Goldsmiths weighs art donations as union votes for strike action
Could a stream of donated artworks help steady one of London’s best-known art schools? At Goldsmiths, University of London, the question has become newly urgent as staff prepare for industrial action over a restructuring plan designed to close a £22 million gap by the end of the 2026-27 academic year.
The college’s new programme, Future Goldsmiths, is intended to reshape teaching, operations, digital systems, estates, and financial management by 2028. Goldsmiths says the overhaul is necessary to secure its future as a leading creative university and to keep delivering critical education and research. David Oswell, who announced the plan, said the institution could not continue with an operating model that was not aligned with future learners, regulatory expectations, or the realities of the sector.
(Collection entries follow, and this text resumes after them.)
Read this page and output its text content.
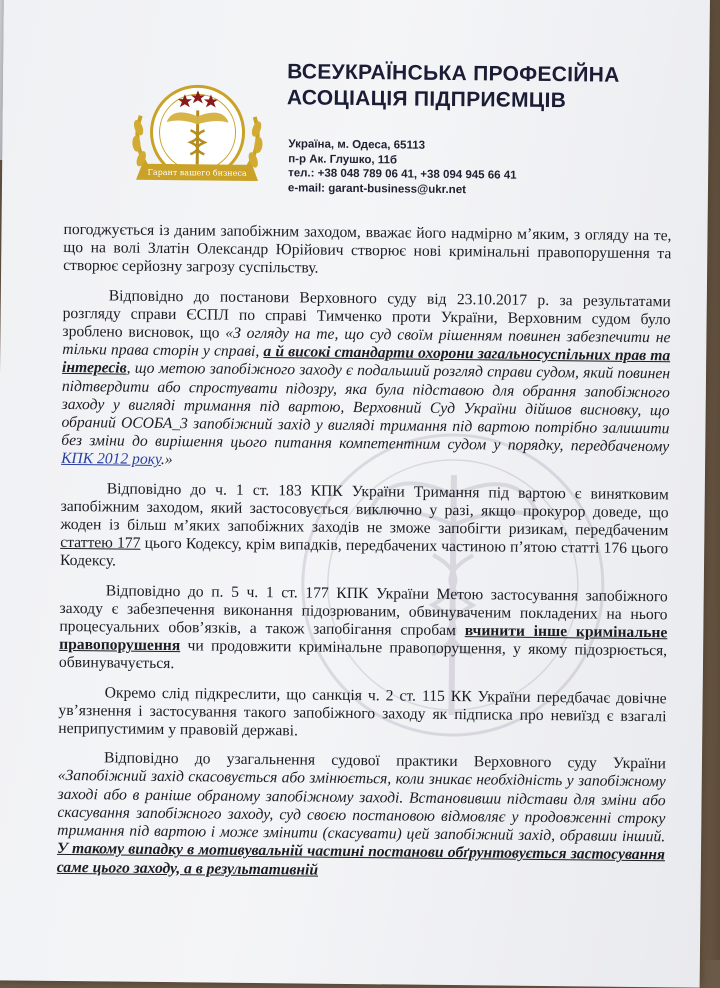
Гарант вашего бизнеса
ВСЕУКРАЇНСЬКА ПРОФЕСІЙНА
АСОЦІАЦІЯ ПІДПРИЄМЦІВ
Україна, м. Одеса, 65113
п-р Ак. Глушко, 11б
тел.: +38 048 789 06 41, +38 094 945 66 41
e-mail: garant-business@ukr.net

погоджується із даним запобіжним заходом, вважає його надмірно м’яким, з огляду на те, що на волі Златін Олександр Юрійович створює нові кримінальні правопорушення та створює серйозну загрозу суспільству.

Відповідно до постанови Верховного суду від 23.10.2017 р. за результатами розгляду справи ЄСПЛ по справі Тимченко проти України, Верховним судом було зроблено висновок, що «З огляду на те, що суд своїм рішенням повинен забезпечити не тільки права сторін у справі, а й високі стандарти охорони загальносуспільних прав та інтересів, що метою запобіжного заходу є подальший розгляд справи судом, який повинен підтвердити або спростувати підозру, яка була підставою для обрання запобіжного заходу у вигляді тримання під вартою, Верховний Суд України дійшов висновку, що обраний ОСОБА_3 запобіжний захід у вигляді тримання під вартою потрібно залишити без зміни до вирішення цього питання компетентним судом у порядку, передбаченому КПК 2012 року.»

Відповідно до ч. 1 ст. 183 КПК України Тримання під вартою є винятковим запобіжним заходом, який застосовується виключно у разі, якщо прокурор доведе, що жоден із більш м’яких запобіжних заходів не зможе запобігти ризикам, передбаченим статтею 177 цього Кодексу, крім випадків, передбачених частиною п’ятою статті 176 цього Кодексу.

Відповідно до п. 5 ч. 1 ст. 177 КПК України Метою застосування запобіжного заходу є забезпечення виконання підозрюваним, обвинуваченим покладених на нього процесуальних обов’язків, а також запобігання спробам вчинити інше кримінальне правопорушення чи продовжити кримінальне правопорушення, у якому підозрюється, обвинувачується.

Окремо слід підкреслити, що санкція ч. 2 ст. 115 КК України передбачає довічне ув’язнення і застосування такого запобіжного заходу як підписка про невиїзд є взагалі неприпустимим у правовій державі.

Відповідно до узагальнення судової практики Верховного суду України «Запобіжний захід скасовується або змінюється, коли зникає необхідність у запобіжному заході або в раніше обраному запобіжному заході. Встановивши підстави для зміни або скасування запобіжного заходу, суд своєю постановою відмовляє у продовженні строку тримання під вартою і може змінити (скасувати) цей запобіжний захід, обравши інший. У такому випадку в мотивувальній частині постанови обґрунтовується застосування саме цього заходу, а в результативній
The dispute has sharpened after Goldsmiths UCU members voted overwhelmingly for action. On a 63% turnout, 81% backed strike action and 92% supported Action Short Of a Strike, including a marking and assessment boycott. The union says the restructuring will mean the loss of professional services staff in the current academic year, followed by academic staff cuts in September.
The financial backdrop is stark. According to figures cited in the dispute, the Recovery programme launched in 2021 produced £7.6 million in recurrent savings, while the Transformation programme begun in 2024 generated £16.1 million. A freedom of information request reportedly showed more than £14 million spent on private consultants since 2019, including £2.7 million to KPMG, £283,390 to Shoosmiths for legal support on redundancies and disciplinary matters in 2022-23, and £191,468 to PricewaterhouseCoopers for a report on restructuring professional services under the Recovery overhaul.
Goldsmiths did not comment on those figures. A spokesperson said the college is acting to protect its place among the world’s leading creative universities and to support students in an increasingly disrupted environment.
The stakes are unusually high because Goldsmiths is not only a university but a major art-school pipeline. Its alumni include Damien Hirst, Steve McQueen, and Sarah Lucas, and nine graduates have won the Turner prize, among them Gillian Wearing and Laure Prouvost. That history is part of what makes the current dispute so closely watched: the outcome will shape not only staffing, but the future model of art education at one of Britain’s most influential institutions.